Are We At Risk For A Recession?

What does this mean to you and me?

A lot of the dollar increases in sales had to do with inflationary pressures. Prices go up, and so do the sales figures. But while usually people buy fewer things when prices go up, that hasn’t happened this time. Savings are still at relative highs, so disposable income is also there to be spent.

Retail spending rose 0.9% in April, marking the fourth consecutive month of increases. Much of the increase was centered on higher consumer spending on restaurants, vehicles, and clothing.

But with the chance of a recession, a big concern is the housing market, which drives a lot of the economy: Home Depot, Walmart, and Target all benefit from new and old home sales from furniture, appliances, yard maintenance, etc. 

Concerns with the Housing Market

Home prices, though, are still rising – up 15% on an annual basis as of late March. A drop in prices would not be as catastrophic as in a housing bubble (think the Financial Crisis of 2008 and the burst housing bubble), though, and wouldn’t leave homeowners underwater on their mortgages.

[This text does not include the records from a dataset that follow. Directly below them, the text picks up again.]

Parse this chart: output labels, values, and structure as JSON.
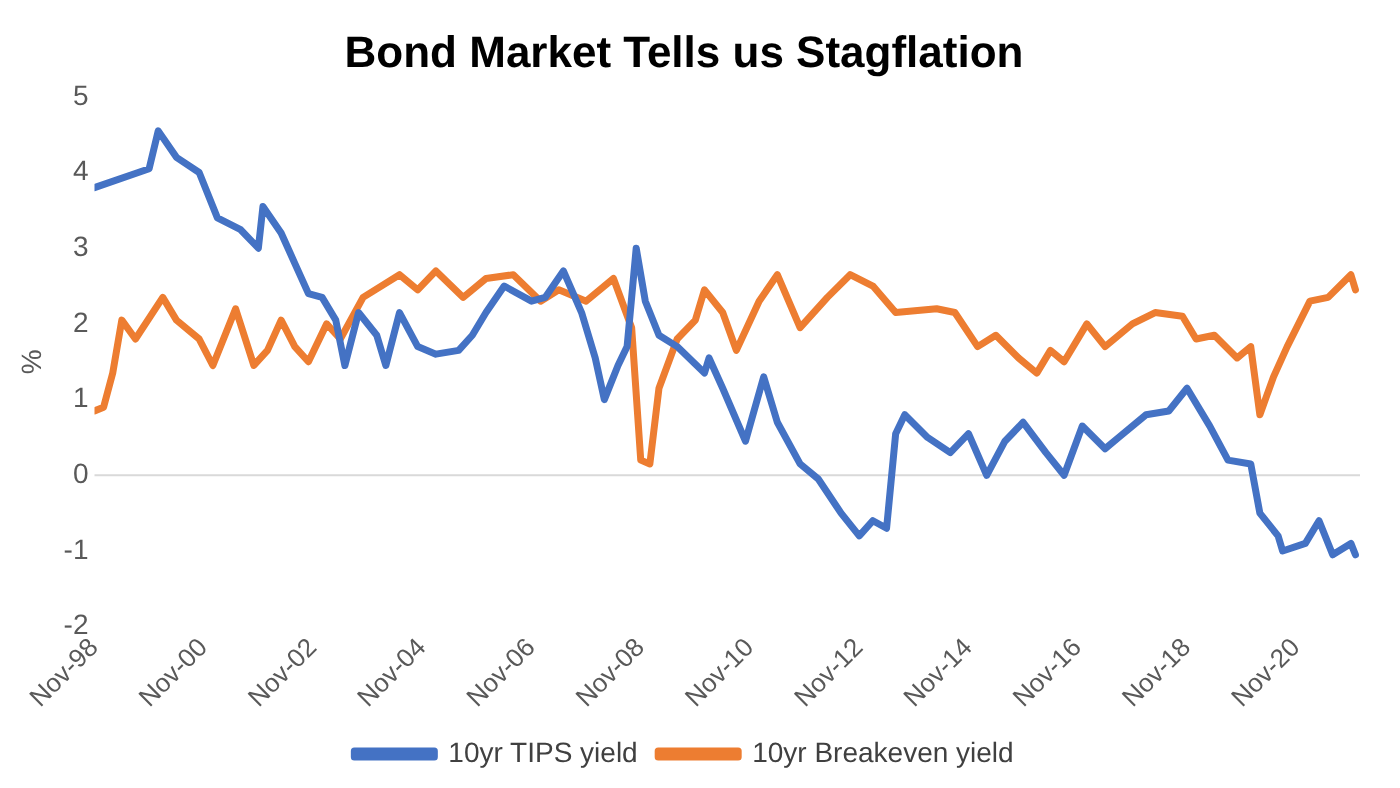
{
  "chart_data": {
    "type": "line",
    "title": "Bond Market Tells us Stagflation",
    "ylabel": "%",
    "xlim": [
      "1998-11",
      "2022-01"
    ],
    "xticks": [
      {
        "value": "1998-11",
        "label": "Nov-98"
      },
      {
        "value": "2000-11",
        "label": "Nov-00"
      },
      {
        "value": "2002-11",
        "label": "Nov-02"
      },
      {
        "value": "2004-11",
        "label": "Nov-04"
      },
      {
        "value": "2006-11",
        "label": "Nov-06"
      },
      {
        "value": "2008-11",
        "label": "Nov-08"
      },
      {
        "value": "2010-11",
        "label": "Nov-10"
      },
      {
        "value": "2012-11",
        "label": "Nov-12"
      },
      {
        "value": "2014-11",
        "label": "Nov-14"
      },
      {
        "value": "2016-11",
        "label": "Nov-16"
      },
      {
        "value": "2018-11",
        "label": "Nov-18"
      },
      {
        "value": "2020-11",
        "label": "Nov-20"
      }
    ],
    "ylim": [
      -2,
      5
    ],
    "yticks": [
      -2,
      -1,
      0,
      1,
      2,
      3,
      4,
      5
    ],
    "grid": false,
    "ref_lines": [
      {
        "axis": "y",
        "value": 0,
        "color": "#d9d9d9"
      }
    ],
    "legend": "bottom",
    "marker": "none",
    "line_style": "solid",
    "series": [
      {
        "name": "10yr TIPS yield",
        "color": "#4472c4",
        "x": [
          "1998-11",
          "1999-11",
          "2000-01",
          "2000-05",
          "2000-10",
          "2001-02",
          "2001-07",
          "2001-11",
          "2001-12",
          "2002-04",
          "2002-07",
          "2002-10",
          "2003-01",
          "2003-04",
          "2003-06",
          "2003-09",
          "2004-01",
          "2004-03",
          "2004-06",
          "2004-10",
          "2005-02",
          "2005-07",
          "2005-10",
          "2006-01",
          "2006-05",
          "2006-11",
          "2007-02",
          "2007-06",
          "2007-10",
          "2008-01",
          "2008-03",
          "2008-06",
          "2008-08",
          "2008-10",
          "2008-12",
          "2009-03",
          "2009-07",
          "2010-01",
          "2010-02",
          "2010-05",
          "2010-10",
          "2011-02",
          "2011-05",
          "2011-10",
          "2012-02",
          "2012-07",
          "2012-11",
          "2013-02",
          "2013-05",
          "2013-07",
          "2013-09",
          "2014-02",
          "2014-07",
          "2014-11",
          "2015-03",
          "2015-07",
          "2015-11",
          "2016-04",
          "2016-08",
          "2016-12",
          "2017-05",
          "2017-08",
          "2018-02",
          "2018-07",
          "2018-11",
          "2019-04",
          "2019-08",
          "2020-01",
          "2020-03",
          "2020-07",
          "2020-08",
          "2021-01",
          "2021-04",
          "2021-07",
          "2021-11",
          "2021-12"
        ],
        "values": [
          3.8,
          4.05,
          4.55,
          4.2,
          4.0,
          3.4,
          3.25,
          3.0,
          3.55,
          3.2,
          2.8,
          2.4,
          2.35,
          2.05,
          1.45,
          2.15,
          1.85,
          1.45,
          2.15,
          1.7,
          1.6,
          1.65,
          1.85,
          2.15,
          2.5,
          2.3,
          2.35,
          2.7,
          2.15,
          1.55,
          1.0,
          1.45,
          1.7,
          3.0,
          2.3,
          1.85,
          1.7,
          1.35,
          1.55,
          1.15,
          0.45,
          1.3,
          0.7,
          0.15,
          -0.05,
          -0.5,
          -0.8,
          -0.6,
          -0.7,
          0.55,
          0.8,
          0.5,
          0.3,
          0.55,
          0.0,
          0.45,
          0.7,
          0.3,
          0.0,
          0.65,
          0.35,
          0.5,
          0.8,
          0.85,
          1.15,
          0.65,
          0.2,
          0.15,
          -0.5,
          -0.8,
          -1.0,
          -0.9,
          -0.6,
          -1.05,
          -0.9,
          -1.05
        ]
      },
      {
        "name": "10yr Breakeven yield",
        "color": "#ed7d31",
        "x": [
          "1998-11",
          "1999-01",
          "1999-03",
          "1999-05",
          "1999-08",
          "2000-02",
          "2000-05",
          "2000-10",
          "2001-01",
          "2001-06",
          "2001-10",
          "2002-01",
          "2002-04",
          "2002-07",
          "2002-10",
          "2003-02",
          "2003-05",
          "2003-10",
          "2004-06",
          "2004-10",
          "2005-02",
          "2005-08",
          "2006-01",
          "2006-07",
          "2007-01",
          "2007-05",
          "2007-11",
          "2008-05",
          "2008-09",
          "2008-11",
          "2009-01",
          "2009-03",
          "2009-07",
          "2009-11",
          "2010-01",
          "2010-05",
          "2010-08",
          "2011-01",
          "2011-05",
          "2011-10",
          "2012-04",
          "2012-09",
          "2013-02",
          "2013-07",
          "2014-04",
          "2014-08",
          "2015-01",
          "2015-05",
          "2015-10",
          "2016-02",
          "2016-05",
          "2016-08",
          "2017-01",
          "2017-05",
          "2017-11",
          "2018-04",
          "2018-10",
          "2019-01",
          "2019-05",
          "2019-10",
          "2020-01",
          "2020-03",
          "2020-06",
          "2020-09",
          "2021-02",
          "2021-06",
          "2021-11",
          "2021-12"
        ],
        "values": [
          0.85,
          0.9,
          1.35,
          2.05,
          1.8,
          2.35,
          2.05,
          1.8,
          1.45,
          2.2,
          1.45,
          1.65,
          2.05,
          1.7,
          1.5,
          2.0,
          1.8,
          2.35,
          2.65,
          2.45,
          2.7,
          2.35,
          2.6,
          2.65,
          2.3,
          2.45,
          2.3,
          2.6,
          1.95,
          0.2,
          0.15,
          1.15,
          1.8,
          2.05,
          2.45,
          2.15,
          1.65,
          2.3,
          2.65,
          1.95,
          2.35,
          2.65,
          2.5,
          2.15,
          2.2,
          2.15,
          1.7,
          1.85,
          1.55,
          1.35,
          1.65,
          1.5,
          2.0,
          1.7,
          2.0,
          2.15,
          2.1,
          1.8,
          1.85,
          1.55,
          1.7,
          0.8,
          1.3,
          1.7,
          2.3,
          2.35,
          2.65,
          2.45
        ]
      }
    ]
  }
}
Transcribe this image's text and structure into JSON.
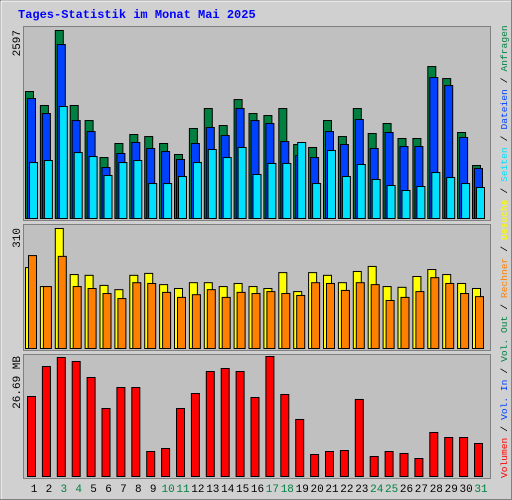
{
  "title": "Tages-Statistik im Monat Mai 2025",
  "legend_separator": "/",
  "chart_data": [
    {
      "type": "bar",
      "ylim": [
        0,
        2597
      ],
      "yticks": [
        2597
      ],
      "series": [
        {
          "name": "Anfragen",
          "color": "#008040",
          "values": [
            1754,
            1561,
            2597,
            1561,
            1353,
            842,
            1036,
            1160,
            1132,
            1036,
            884,
            1243,
            1519,
            1284,
            1643,
            1450,
            1422,
            1519,
            1022,
            981,
            1353,
            1132,
            1519,
            1174,
            1312,
            1105,
            1105,
            2099,
            1933,
            1188,
            732
          ]
        },
        {
          "name": "Dateien",
          "color": "#0040ff",
          "values": [
            1657,
            1450,
            2403,
            1353,
            1201,
            704,
            898,
            1050,
            967,
            925,
            815,
            1036,
            1257,
            1146,
            1519,
            1353,
            1312,
            1063,
            870,
            842,
            1201,
            1022,
            1367,
            967,
            1188,
            994,
            994,
            1947,
            1837,
            1119,
            691
          ]
        },
        {
          "name": "Seiten",
          "color": "#00e0ff",
          "values": [
            773,
            801,
            1547,
            911,
            856,
            594,
            773,
            801,
            483,
            483,
            580,
            773,
            953,
            842,
            981,
            608,
            760,
            760,
            1050,
            483,
            939,
            580,
            746,
            539,
            456,
            387,
            442,
            635,
            566,
            483,
            428
          ]
        }
      ]
    },
    {
      "type": "bar",
      "ylim": [
        0,
        310
      ],
      "yticks": [
        310
      ],
      "series": [
        {
          "name": "Besuche",
          "color": "#ffff00",
          "values": [
            209,
            160,
            310,
            191,
            189,
            163,
            152,
            189,
            194,
            165,
            155,
            170,
            170,
            160,
            168,
            160,
            155,
            196,
            147,
            196,
            189,
            170,
            199,
            212,
            160,
            158,
            186,
            204,
            191,
            168,
            155
          ]
        },
        {
          "name": "Rechner",
          "color": "#ff8000",
          "values": [
            240,
            160,
            238,
            160,
            155,
            142,
            129,
            170,
            168,
            145,
            132,
            139,
            152,
            132,
            145,
            142,
            147,
            142,
            137,
            170,
            168,
            150,
            170,
            165,
            124,
            132,
            147,
            183,
            168,
            142,
            134
          ]
        }
      ]
    },
    {
      "type": "bar",
      "ylim": [
        0,
        26.69
      ],
      "yticks": [
        {
          "value": 26.69,
          "label": "26.69 MB"
        }
      ],
      "categories": [
        "1",
        "2",
        "3",
        "4",
        "5",
        "6",
        "7",
        "8",
        "9",
        "10",
        "11",
        "12",
        "13",
        "14",
        "15",
        "16",
        "17",
        "18",
        "19",
        "20",
        "21",
        "22",
        "23",
        "24",
        "25",
        "26",
        "27",
        "28",
        "29",
        "30",
        "31"
      ],
      "category_colors": [
        "#000000",
        "#000000",
        "#008040",
        "#008040",
        "#000000",
        "#000000",
        "#000000",
        "#000000",
        "#000000",
        "#008040",
        "#008040",
        "#000000",
        "#000000",
        "#000000",
        "#000000",
        "#000000",
        "#008040",
        "#008040",
        "#000000",
        "#000000",
        "#000000",
        "#000000",
        "#000000",
        "#008040",
        "#008040",
        "#000000",
        "#000000",
        "#000000",
        "#000000",
        "#000000",
        "#008040"
      ],
      "series": [
        {
          "name": "Vol. Out",
          "color": "#008040"
        },
        {
          "name": "Vol. In",
          "color": "#0040ff"
        },
        {
          "name": "Volumen",
          "color": "#ff0000",
          "values": [
            17.79,
            24.46,
            26.47,
            25.58,
            22.02,
            15.12,
            19.79,
            19.79,
            5.56,
            6.23,
            15.12,
            18.46,
            23.35,
            24.02,
            23.35,
            17.57,
            26.69,
            18.24,
            12.68,
            4.89,
            5.56,
            5.78,
            17.13,
            4.45,
            5.56,
            5.12,
            4.0,
            9.79,
            8.67,
            8.67,
            7.34
          ]
        }
      ]
    }
  ]
}
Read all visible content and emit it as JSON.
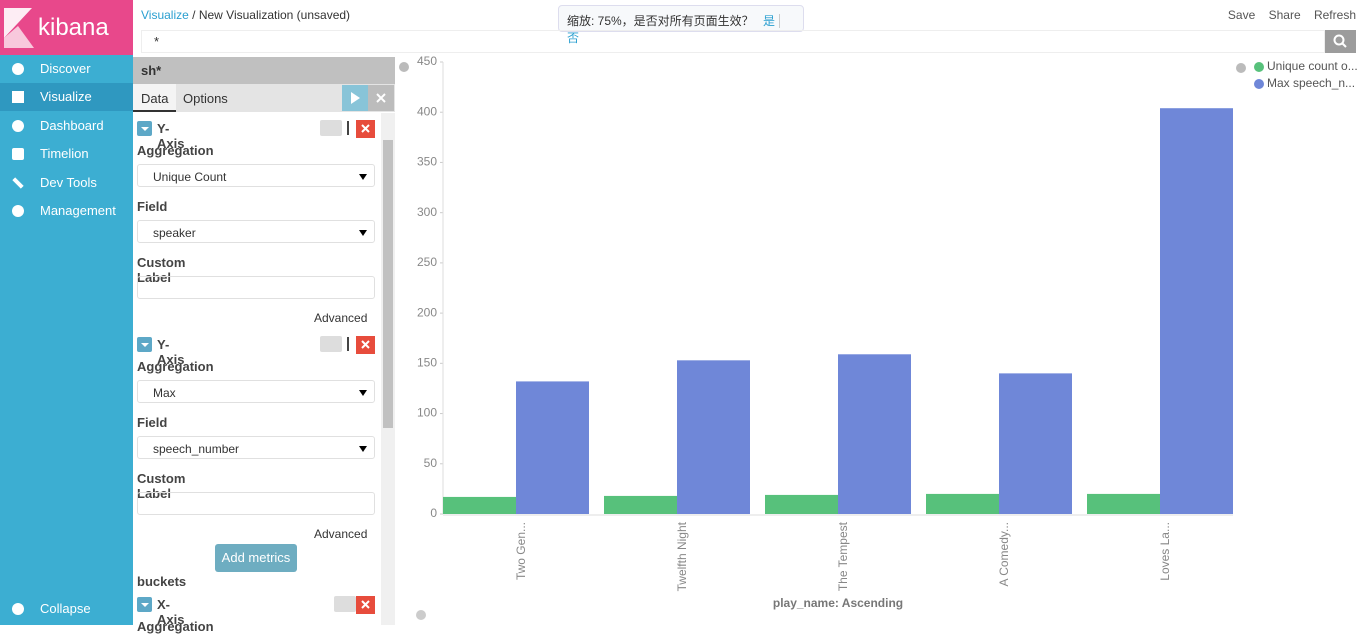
{
  "app": {
    "logo": "kibana",
    "nav": [
      "Discover",
      "Visualize",
      "Dashboard",
      "Timelion",
      "Dev Tools",
      "Management"
    ],
    "collapse": "Collapse"
  },
  "topbar": {
    "breadcrumb": [
      "Visualize",
      "/",
      "New Visualization (unsaved)"
    ],
    "zoom_prompt": "缩放: 75%，是否对所有页面生效？",
    "zoom_yes": "是",
    "zoom_no": "否",
    "actions": [
      "Save",
      "Share",
      "Refresh"
    ]
  },
  "search": {
    "query": "*"
  },
  "editor": {
    "index": "sh*",
    "tabs": [
      "Data",
      "Options"
    ],
    "metrics": [
      {
        "title": "Y-Axis",
        "aggregation_label": "Aggregation",
        "aggregation": "Unique Count",
        "field_label": "Field",
        "field": "speaker",
        "custom_label": "Custom Label",
        "advanced": "Advanced"
      },
      {
        "title": "Y-Axis",
        "aggregation_label": "Aggregation",
        "aggregation": "Max",
        "field_label": "Field",
        "field": "speech_number",
        "custom_label": "Custom Label",
        "advanced": "Advanced"
      }
    ],
    "add_metrics": "Add metrics",
    "buckets": "buckets",
    "bucket": {
      "title": "X-Axis",
      "aggregation_label": "Aggregation"
    }
  },
  "chart_data": {
    "type": "bar",
    "categories": [
      "Two Gen...",
      "Twelfth Night",
      "The Tempest",
      "A Comedy...",
      "Loves La..."
    ],
    "series": [
      {
        "name": "Unique count o...",
        "color": "#57c17b",
        "values": [
          17,
          18,
          19,
          20,
          20
        ]
      },
      {
        "name": "Max speech_n...",
        "color": "#6f87d8",
        "values": [
          132,
          153,
          159,
          140,
          404
        ]
      }
    ],
    "ylim": [
      0,
      450
    ],
    "yticks": [
      0,
      50,
      100,
      150,
      200,
      250,
      300,
      350,
      400,
      450
    ],
    "x_label": "play_name: Ascending",
    "legend": "top-right"
  }
}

And there’s a good reason for the rise in prices: Inventory is low and demand is high. If a recession came along demand could drop, especially if mortgage rates stay as high as they now are, which would force home prices down.

If the U.S. economy goes into recession, and home prices drop, that could be good. Inventory is low right now, so even a large drop in buyer demand probably won’t result in a housing market crash. In those circumstances, it may afford financially secure first-time home buyers the opportunity to own property.

Potential Effects on Home Values and Equity

What will happen? No crystal ball, but homeowners are sitting on record levels of home equity. That means even in a recession, prices shouldn’t fall to levels that would wipe out that equity. With inventory so low, a recession in the near term might not affect home values much at all. 

The stock market is close to a bear market (a 20% drop in the averages). Inflation is at a 40-year high. Major retailers reported decent comparable sales numbers but fell short on earnings. People are spending, though, and are, as a whole, sitting on quite a bit of cash. So what gives?

Fears of a recession are peaking, but are those fears justified? The Federal Reserve issued a hawkish report last Tuesday (5/17/2022) and said that a recession is possible in 2023.